Rosemary Kayess, Australia's disability discrimination commissioner, delivered the grim warning during a Senate inquiry into the insurance scheme.
As the federal government prepares to cut funding and tighten eligibility for the $56 billion-a-year program, Ms Kayess said disabled people were at risk of losing their rights to work and socialise.
"The issue this bill raises is whether the reforms maintain the NDIS as a rights-based scheme or regress from human rights principles and standards," she told the inquiry on Wednesday.
"Our central concern is that, taken as a whole, the bill represents a structural shift in how disability is understood and how support needs are assessed and funded."
The government hopes to curb spiralling costs by moving thousands of people with more mild and moderate disabilities onto other supports run by the states, cutting funding used for community involvement by 50 per cent, and giving the NDIS minister the power to decide how much funding cohorts can receive.
Ms Kayess said disabilities needed to be understood as being impacted by environment and access, which the government was not adequately considering.
"This bill is suggesting that they can abstract out a person's impairment and just provide supports that relate only to that impairment," she said.
"Someone's circumstances and what somebody wants to do and does do on a day-to-day basis is irrelevant."

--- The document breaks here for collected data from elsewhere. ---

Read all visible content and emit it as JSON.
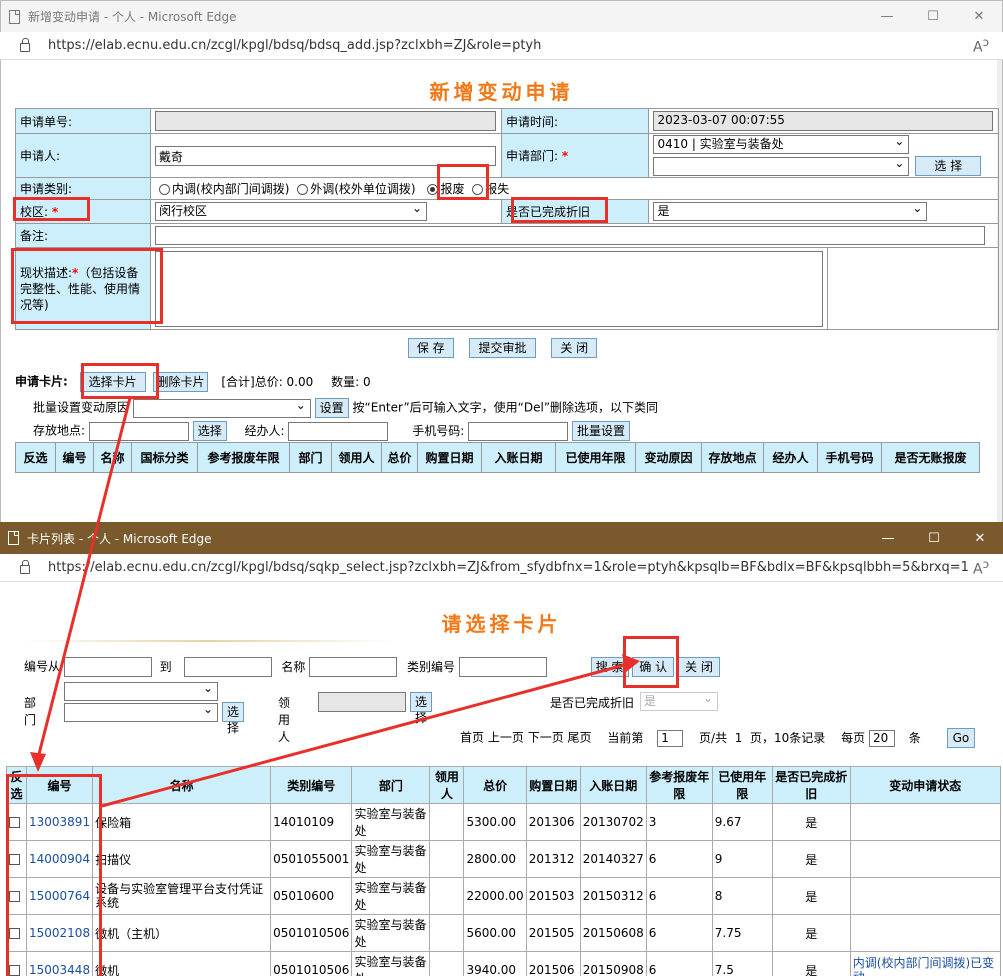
{
  "top_window": {
    "title": "新增变动申请 - 个人 - Microsoft Edge",
    "url": "https://elab.ecnu.edu.cn/zcgl/kpgl/bdsq/bdsq_add.jsp?zclxbh=ZJ&role=ptyh",
    "heading": "新增变动申请",
    "labels": {
      "apply_no": "申请单号:",
      "apply_time": "申请时间:",
      "applicant": "申请人:",
      "apply_dept": "申请部门:",
      "apply_type": "申请类别:",
      "campus": "校区:",
      "depreciation": "是否已完成折旧",
      "remarks": "备注:",
      "status_desc": "现状描述:",
      "status_desc_hint": "（包括设备完整性、性能、使用情况等)"
    },
    "values": {
      "apply_no": "",
      "apply_time": "2023-03-07 00:07:55",
      "applicant": "戴奇",
      "dept_selected": "0410 | 实验室与装备处",
      "dept_second": "",
      "campus_selected": "闵行校区",
      "depreciation_selected": "是",
      "remarks": ""
    },
    "dept_select_button": "选 择",
    "radio_options": [
      "内调(校内部门间调拨)",
      "外调(校外单位调拨)",
      "报废",
      "报失"
    ],
    "radio_selected_index": 2,
    "actions": {
      "save": "保 存",
      "submit": "提交审批",
      "close": "关 闭"
    },
    "card_section": {
      "label": "申请卡片:",
      "select_card": "选择卡片",
      "delete_card": "删除卡片",
      "total_label": "[合计]总价: 0.00",
      "count_label": "数量: 0"
    },
    "batch": {
      "reason_label": "批量设置变动原因",
      "reason_value": "",
      "set_button": "设置",
      "hint": "按“Enter”后可输入文字，使用“Del”删除选项，以下类同",
      "location_label": "存放地点:",
      "location_button": "选择",
      "handler_label": "经办人:",
      "phone_label": "手机号码:",
      "batch_set_button": "批量设置"
    },
    "card_columns": [
      "反选",
      "编号",
      "名称",
      "国标分类",
      "参考报废年限",
      "部门",
      "领用人",
      "总价",
      "购置日期",
      "入账日期",
      "已使用年限",
      "变动原因",
      "存放地点",
      "经办人",
      "手机号码",
      "是否无账报废"
    ]
  },
  "bottom_window": {
    "title": "卡片列表 - 个人 - Microsoft Edge",
    "url": "https://elab.ecnu.edu.cn/zcgl/kpgl/bdsq/sqkp_select.jsp?zclxbh=ZJ&from_sfydbfnx=1&role=ptyh&kpsqlb=BF&bdlx=BF&kpsqlbbh=5&brxq=1",
    "heading": "请选择卡片",
    "search": {
      "no_from": "编号从",
      "to": "到",
      "name": "名称",
      "category_no": "类别编号",
      "search_btn": "搜 索",
      "confirm_btn": "确 认",
      "close_btn": "关 闭",
      "dept": "部门",
      "dept_select_btn": "选 择",
      "receiver": "领用人",
      "receiver_select_btn": "选 择",
      "depreciation": "是否已完成折旧",
      "depreciation_value": "是"
    },
    "pager": {
      "first": "首页",
      "prev": "上一页",
      "next": "下一页",
      "last": "尾页",
      "current_label": "当前第",
      "current": "1",
      "total_label": "页/共  1  页，10条记录",
      "per_page_label": "每页",
      "per_page": "20",
      "unit": "条",
      "go": "Go"
    },
    "columns": [
      "反选",
      "编号",
      "名称",
      "类别编号",
      "部门",
      "领用人",
      "总价",
      "购置日期",
      "入账日期",
      "参考报废年限",
      "已使用年限",
      "是否已完成折旧",
      "变动申请状态"
    ],
    "rows": [
      {
        "no": "13003891",
        "name": "保险箱",
        "cat": "14010109",
        "dept": "实验室与装备处",
        "receiver": "",
        "price": "5300.00",
        "buy": "201306",
        "book": "20130702",
        "life": "3",
        "used": "9.67",
        "dep": "是",
        "status": ""
      },
      {
        "no": "14000904",
        "name": "扫描仪",
        "cat": "0501055001",
        "dept": "实验室与装备处",
        "receiver": "",
        "price": "2800.00",
        "buy": "201312",
        "book": "20140327",
        "life": "6",
        "used": "9",
        "dep": "是",
        "status": ""
      },
      {
        "no": "15000764",
        "name": "设备与实验室管理平台支付凭证系统",
        "cat": "05010600",
        "dept": "实验室与装备处",
        "receiver": "",
        "price": "22000.00",
        "buy": "201503",
        "book": "20150312",
        "life": "6",
        "used": "8",
        "dep": "是",
        "status": ""
      },
      {
        "no": "15002108",
        "name": "微机（主机）",
        "cat": "0501010506",
        "dept": "实验室与装备处",
        "receiver": "",
        "price": "5600.00",
        "buy": "201505",
        "book": "20150608",
        "life": "6",
        "used": "7.75",
        "dep": "是",
        "status": ""
      },
      {
        "no": "15003448",
        "name": "微机",
        "cat": "0501010506",
        "dept": "实验室与装备处",
        "receiver": "",
        "price": "3940.00",
        "buy": "201506",
        "book": "20150908",
        "life": "6",
        "used": "7.5",
        "dep": "是",
        "status": "内调(校内部门间调拨)已变动"
      }
    ]
  },
  "colors": {
    "accent_orange": "#f07a1a",
    "label_bg": "#cdeffb",
    "annotation_red": "#e8302b",
    "titlebar_brown": "#7a5a2d"
  }
}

Disability groups have warned the three-day Senate inquiry was not enough to reasonably interrogate a huge swathe of proposed changes.
"The systems aren't ready. If the systems aren't ready for reform, then there should be no transition," Australian Autism Alliance co-chair Jenny Karavolos told AAP.
"People will be without support. People will leave their jobs. Carers who are supporting people will need to take a bigger load ... there's increased mental health costs, increased family stress, increased future support needs."
The proposed changes' passage into law is not guaranteed.
The Greens are opposed and while the coalition backs the principle of the changes, it is threatening to hold the bill hostage to gain political leverage on unrelated reforms to tax on investments.